Individuals with AEP respond within days to high doses of corticosteroids, which usually are prescribed for two weeks. Corticosteroid therapy is initiated only after an infectious cause of pulmonary eosinophilia has been ruled out. Within the medical literature, the dose and duration of corticosteroid therapy have varied greatly, with a recent series suggesting that a two-week treatment is sufficient. There is no standardized dose for corticosteroid therapy in individuals with AEP. Individuals reported in the medical literature received intravenous corticosteroids initially, followed by oral administration afterward.
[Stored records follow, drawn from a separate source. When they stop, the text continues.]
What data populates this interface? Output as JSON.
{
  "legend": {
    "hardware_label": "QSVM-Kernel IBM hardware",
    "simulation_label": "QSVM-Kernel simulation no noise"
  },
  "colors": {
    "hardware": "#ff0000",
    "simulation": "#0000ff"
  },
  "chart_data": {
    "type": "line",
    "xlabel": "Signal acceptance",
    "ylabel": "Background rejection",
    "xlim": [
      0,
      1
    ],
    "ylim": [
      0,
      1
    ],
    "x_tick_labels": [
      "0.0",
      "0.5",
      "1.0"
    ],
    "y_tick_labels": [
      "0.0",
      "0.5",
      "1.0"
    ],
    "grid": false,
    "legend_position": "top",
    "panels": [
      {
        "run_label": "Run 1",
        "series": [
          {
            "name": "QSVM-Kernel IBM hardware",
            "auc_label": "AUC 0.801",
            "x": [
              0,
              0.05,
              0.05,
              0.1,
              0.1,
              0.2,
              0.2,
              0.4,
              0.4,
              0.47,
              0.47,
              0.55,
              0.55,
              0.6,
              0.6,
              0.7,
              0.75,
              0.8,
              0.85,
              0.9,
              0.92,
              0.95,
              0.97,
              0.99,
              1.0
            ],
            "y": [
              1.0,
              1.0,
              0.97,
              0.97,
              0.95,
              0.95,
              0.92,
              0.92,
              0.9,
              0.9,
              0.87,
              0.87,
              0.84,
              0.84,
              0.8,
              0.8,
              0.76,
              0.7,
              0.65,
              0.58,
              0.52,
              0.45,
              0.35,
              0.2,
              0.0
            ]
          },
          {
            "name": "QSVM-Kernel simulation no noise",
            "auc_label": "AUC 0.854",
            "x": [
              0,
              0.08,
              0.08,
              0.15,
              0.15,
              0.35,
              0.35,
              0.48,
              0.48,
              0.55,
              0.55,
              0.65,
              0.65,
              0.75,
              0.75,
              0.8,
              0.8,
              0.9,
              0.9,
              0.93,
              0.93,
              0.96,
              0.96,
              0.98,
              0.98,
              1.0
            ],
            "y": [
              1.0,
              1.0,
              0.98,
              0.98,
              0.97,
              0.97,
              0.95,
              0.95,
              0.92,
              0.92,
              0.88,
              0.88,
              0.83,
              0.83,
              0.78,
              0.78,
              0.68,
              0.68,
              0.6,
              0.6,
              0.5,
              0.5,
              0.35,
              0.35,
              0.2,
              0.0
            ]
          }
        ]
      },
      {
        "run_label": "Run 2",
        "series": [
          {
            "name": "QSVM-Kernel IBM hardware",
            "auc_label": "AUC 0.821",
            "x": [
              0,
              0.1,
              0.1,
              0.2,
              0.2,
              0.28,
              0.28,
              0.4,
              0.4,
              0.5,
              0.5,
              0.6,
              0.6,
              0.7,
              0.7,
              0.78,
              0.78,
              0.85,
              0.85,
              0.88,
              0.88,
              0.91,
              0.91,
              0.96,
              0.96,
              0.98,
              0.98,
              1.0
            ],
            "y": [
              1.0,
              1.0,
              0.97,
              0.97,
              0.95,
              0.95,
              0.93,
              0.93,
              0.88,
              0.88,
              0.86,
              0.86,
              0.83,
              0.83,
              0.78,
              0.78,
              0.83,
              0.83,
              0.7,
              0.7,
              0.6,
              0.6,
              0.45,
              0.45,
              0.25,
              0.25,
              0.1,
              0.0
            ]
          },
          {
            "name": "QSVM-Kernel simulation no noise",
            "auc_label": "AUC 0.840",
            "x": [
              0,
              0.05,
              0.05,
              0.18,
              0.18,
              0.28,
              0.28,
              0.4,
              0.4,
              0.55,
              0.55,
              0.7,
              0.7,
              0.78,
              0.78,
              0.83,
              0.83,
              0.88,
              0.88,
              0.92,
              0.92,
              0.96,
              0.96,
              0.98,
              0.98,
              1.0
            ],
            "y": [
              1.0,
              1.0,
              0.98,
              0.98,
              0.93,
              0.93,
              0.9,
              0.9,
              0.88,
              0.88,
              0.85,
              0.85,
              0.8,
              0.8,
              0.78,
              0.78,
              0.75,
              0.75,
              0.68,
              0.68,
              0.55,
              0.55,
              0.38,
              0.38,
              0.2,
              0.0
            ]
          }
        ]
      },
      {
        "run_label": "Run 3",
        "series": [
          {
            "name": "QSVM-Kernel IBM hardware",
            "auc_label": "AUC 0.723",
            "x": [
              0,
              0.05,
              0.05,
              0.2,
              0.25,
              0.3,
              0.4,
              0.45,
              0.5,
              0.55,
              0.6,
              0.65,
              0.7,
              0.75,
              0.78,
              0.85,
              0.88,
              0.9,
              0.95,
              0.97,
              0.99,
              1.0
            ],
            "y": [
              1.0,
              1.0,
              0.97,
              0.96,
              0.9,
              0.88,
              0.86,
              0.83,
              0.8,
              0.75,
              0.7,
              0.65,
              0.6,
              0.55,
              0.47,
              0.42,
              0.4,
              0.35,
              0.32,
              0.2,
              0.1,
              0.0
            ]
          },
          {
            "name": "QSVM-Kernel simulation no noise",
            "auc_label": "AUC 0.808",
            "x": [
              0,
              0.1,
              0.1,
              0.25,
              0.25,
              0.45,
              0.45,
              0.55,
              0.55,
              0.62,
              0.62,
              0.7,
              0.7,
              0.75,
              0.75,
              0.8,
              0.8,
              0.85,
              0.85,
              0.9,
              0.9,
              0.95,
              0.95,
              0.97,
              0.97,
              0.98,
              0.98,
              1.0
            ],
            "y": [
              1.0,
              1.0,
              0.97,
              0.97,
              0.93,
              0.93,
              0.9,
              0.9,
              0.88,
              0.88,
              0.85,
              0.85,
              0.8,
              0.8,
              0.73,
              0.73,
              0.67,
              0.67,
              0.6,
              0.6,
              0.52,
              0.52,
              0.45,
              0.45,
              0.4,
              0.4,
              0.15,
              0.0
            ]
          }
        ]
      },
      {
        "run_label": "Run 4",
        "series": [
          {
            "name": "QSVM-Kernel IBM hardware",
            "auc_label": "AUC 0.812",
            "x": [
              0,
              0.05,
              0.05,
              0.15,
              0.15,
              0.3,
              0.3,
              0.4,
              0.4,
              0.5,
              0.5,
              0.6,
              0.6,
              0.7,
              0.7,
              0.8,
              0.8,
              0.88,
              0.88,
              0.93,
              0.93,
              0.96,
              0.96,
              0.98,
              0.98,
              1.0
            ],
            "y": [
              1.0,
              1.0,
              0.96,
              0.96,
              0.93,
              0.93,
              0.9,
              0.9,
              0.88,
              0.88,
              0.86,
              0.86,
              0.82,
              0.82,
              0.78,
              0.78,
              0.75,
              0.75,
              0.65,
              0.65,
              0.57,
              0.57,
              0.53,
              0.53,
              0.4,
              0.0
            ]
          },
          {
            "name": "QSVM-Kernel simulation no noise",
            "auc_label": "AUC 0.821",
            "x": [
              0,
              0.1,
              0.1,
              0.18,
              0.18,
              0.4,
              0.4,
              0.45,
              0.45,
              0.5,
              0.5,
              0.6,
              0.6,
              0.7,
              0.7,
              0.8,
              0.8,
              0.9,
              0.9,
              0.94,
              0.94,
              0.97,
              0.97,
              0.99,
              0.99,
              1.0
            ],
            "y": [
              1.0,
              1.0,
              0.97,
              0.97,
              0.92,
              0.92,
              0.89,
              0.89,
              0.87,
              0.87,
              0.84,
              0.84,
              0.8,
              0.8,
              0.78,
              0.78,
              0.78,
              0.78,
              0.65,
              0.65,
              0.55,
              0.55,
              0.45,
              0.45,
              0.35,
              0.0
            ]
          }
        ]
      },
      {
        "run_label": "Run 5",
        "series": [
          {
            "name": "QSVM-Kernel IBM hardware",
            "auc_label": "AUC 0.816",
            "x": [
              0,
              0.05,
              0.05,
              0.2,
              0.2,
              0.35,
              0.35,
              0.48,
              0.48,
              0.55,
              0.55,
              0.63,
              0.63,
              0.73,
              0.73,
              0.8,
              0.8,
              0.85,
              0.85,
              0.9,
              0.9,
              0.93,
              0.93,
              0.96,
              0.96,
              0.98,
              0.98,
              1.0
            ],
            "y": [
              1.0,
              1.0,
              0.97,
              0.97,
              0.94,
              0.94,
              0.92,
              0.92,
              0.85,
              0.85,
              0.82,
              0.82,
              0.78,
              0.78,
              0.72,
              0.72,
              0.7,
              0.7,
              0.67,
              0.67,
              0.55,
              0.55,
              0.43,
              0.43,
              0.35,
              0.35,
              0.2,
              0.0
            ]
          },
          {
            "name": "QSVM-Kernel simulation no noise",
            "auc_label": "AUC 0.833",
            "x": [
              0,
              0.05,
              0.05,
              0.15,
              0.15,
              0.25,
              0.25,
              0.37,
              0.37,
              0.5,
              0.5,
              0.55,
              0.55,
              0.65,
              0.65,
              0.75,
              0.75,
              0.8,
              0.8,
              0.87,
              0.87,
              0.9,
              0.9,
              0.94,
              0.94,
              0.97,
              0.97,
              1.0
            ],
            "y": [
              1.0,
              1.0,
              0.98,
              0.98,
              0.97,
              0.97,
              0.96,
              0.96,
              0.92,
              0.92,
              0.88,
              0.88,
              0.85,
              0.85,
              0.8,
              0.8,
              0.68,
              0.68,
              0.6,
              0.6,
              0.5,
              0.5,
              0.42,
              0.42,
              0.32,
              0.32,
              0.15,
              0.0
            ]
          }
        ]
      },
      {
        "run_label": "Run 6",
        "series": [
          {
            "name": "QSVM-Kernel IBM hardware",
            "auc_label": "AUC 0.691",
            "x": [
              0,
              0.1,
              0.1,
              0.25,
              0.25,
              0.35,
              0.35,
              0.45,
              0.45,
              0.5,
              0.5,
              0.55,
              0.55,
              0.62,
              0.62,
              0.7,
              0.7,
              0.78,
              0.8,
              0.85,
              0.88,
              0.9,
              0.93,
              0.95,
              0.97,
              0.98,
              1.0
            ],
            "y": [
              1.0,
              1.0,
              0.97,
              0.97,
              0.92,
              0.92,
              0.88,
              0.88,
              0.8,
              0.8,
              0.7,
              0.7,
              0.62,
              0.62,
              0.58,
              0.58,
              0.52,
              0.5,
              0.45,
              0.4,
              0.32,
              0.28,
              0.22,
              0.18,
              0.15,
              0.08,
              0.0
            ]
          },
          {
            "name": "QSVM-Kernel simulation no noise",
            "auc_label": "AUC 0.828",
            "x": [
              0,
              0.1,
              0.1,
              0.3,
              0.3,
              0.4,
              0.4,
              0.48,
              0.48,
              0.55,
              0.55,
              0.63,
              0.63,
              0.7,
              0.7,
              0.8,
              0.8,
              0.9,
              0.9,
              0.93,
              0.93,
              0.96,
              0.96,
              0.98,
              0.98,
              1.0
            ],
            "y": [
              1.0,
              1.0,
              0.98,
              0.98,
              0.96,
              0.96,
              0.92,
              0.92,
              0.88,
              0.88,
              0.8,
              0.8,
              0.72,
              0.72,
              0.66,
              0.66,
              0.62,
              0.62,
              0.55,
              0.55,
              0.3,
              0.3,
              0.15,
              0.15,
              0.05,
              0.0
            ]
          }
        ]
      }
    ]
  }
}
In some cases, AEP improves without any treatment (spontaneous remission). There is no relapse after steroid therapy is stopped. The long-term prognosis is excellent.

Because the disorder often progresses rapidly, many individuals require admission into an intensive care unit to receive respiratory support. Respiratory support can consist of either invasive or noninvasive mechanical ventilation. Invasive ventilation provides respiratory support through the intratracheal tube. Noninvasive ventilation providing respiratory support via a ventilator and a nasal or facial mask may suffice to support ventilation until rapid improvement is observed with corticosteroids, and weaning becomes possible (usually within less than one week).